Life Changer

When I was in second grade, one book changed my life.  It was Charlotte’s Web and it so profoundly affected me that from that moment on, I went from being a kid who didn’t care one bit about school and books, to an avid reader and voracious book consumer.

I’ve finally met my second life changer:

A book so good that when I finished, I navigated back to the beginning on my trusty little Kindle and re-read the book, just in case I missed something the first time when I was so excited I might have skipped over some precious nugget of information–and just because I didn’t want it to be over.  And when I finished the second time…….just kidding, but I did skim over and re-read my favorite parts.  This is serious for someone who currently has about 800 unread books sitting on her Kindle and an insatiable need to read them all.  To not immediately begin a new book–uncharted territory, my friends.

A little background info about your humble narrator:

I discovered running the summer before my freshman year of high school and it (and running cross country on a successful, close-knit team), more than any other experience has really defined me and set the tone for the rest of my life.  Ever since high school and a short stint of collegiate track and cross country, running is something that has always been in my life.  It comes and goes in waves mostly defined by the seasons, my location, and to what degree of injury I’m currently experiencing.  But it has remained a constant, and I love running, deeply.  I’ve not found any other thing I can do that can match the sense of elation I can attain trail running–except for skiing in perfect powder and that just doesn’t happen often.  Running is a sure thing.  But I have had moments (months/years) where I treated it like something I had to do, or something I needed to do to stay skinny, or something that is going to be painful that I’ve just got to muster through.

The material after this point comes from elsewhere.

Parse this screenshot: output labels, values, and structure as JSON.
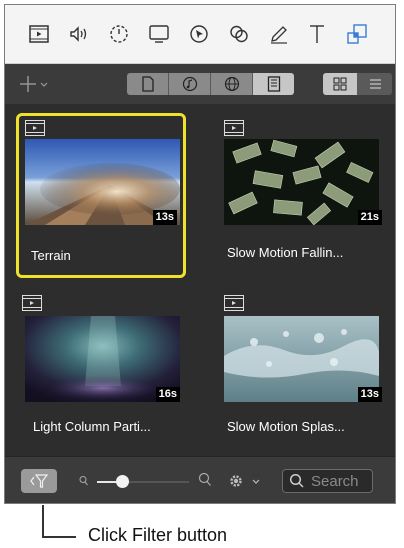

A few years back, I tried to train for a marathon, but instead I contracted a staggering and game-ending case of IT Band Syndrome.  Over the course of the years since, I have rehabilitated this injury and continue to prevent it and treat minor flare-ups.  But I’ve been too scared to try marathon training again. When I was originally getting this injury diagnosed, the prevailing message from sports doctors was to stop running.  Running is bad for you.  Even complete strangers feel compelled to tell me I’m going to need knee replacement surgery because I keep running.  Even in Boulder, ultra-running mecca of the USA, every sports doc told me to take up cycling instead.  I just simply could not believe this to be true.  And I hate biking.  I love running.  I should be able to run.

This book changed my life because it has changed my knowledge about and my attitude towards running.  It taught me how to find the joy in running again.  And now, rather than waiting around for another injury to crop up, or enduring a 30 minute run so I can eat chocolate cake, I am embracing the sheer exultation and artistry of running that made me fall in love in the first place.  I am treating running like a holistic part of my life rather than something I do on the side.

The book has generated A LOT of press and misconceptions (but it’s also changed hundreds–maybe thousands of lives too).  Yes, the book makes the case for barefoot running and aggressive vegetarianism, but that is not the point or what it’s about.  Probably one of the most exciting pieces for me is the evolutionary link that is made.  We evolved to run long distances together in order to run down our food.  He reiterates the point:  what other species on this planet has the urge to gather by the tens of thousands to run 26 miles together?  We were made for running, not cycling, you silly Boulderite docs.  The link is also made that because we were persistence hunters and trackers, we also had to develop the need to be empathetic, make connections, think hypothetical thoughts, and make future predictions.  And thus you have technology and science and the reason why humans have advanced the way we have.  It’s exciting to consider.  We are the running people.  I loved one quote from the dude in his 90’s still running that Dipsea race in California, “you don’t stop running because you get old.  You get old because you stop running.” Consider me inspired!

I guess really the important lessons are that you have to correct your technique (which is where the barefoot stuff comes in), build strength, and work on your eating habits (in other words fix a lot of things in your running life) in order to run with joy injury-free.  And if everyone in the world were to realize all this and reconnect to their running roots, like they were born to do–like they evolved to do, you’d a have a happy, healthy, crime-free world.  Because like I learned in high school, running makes you a better person in your heart and soul, too.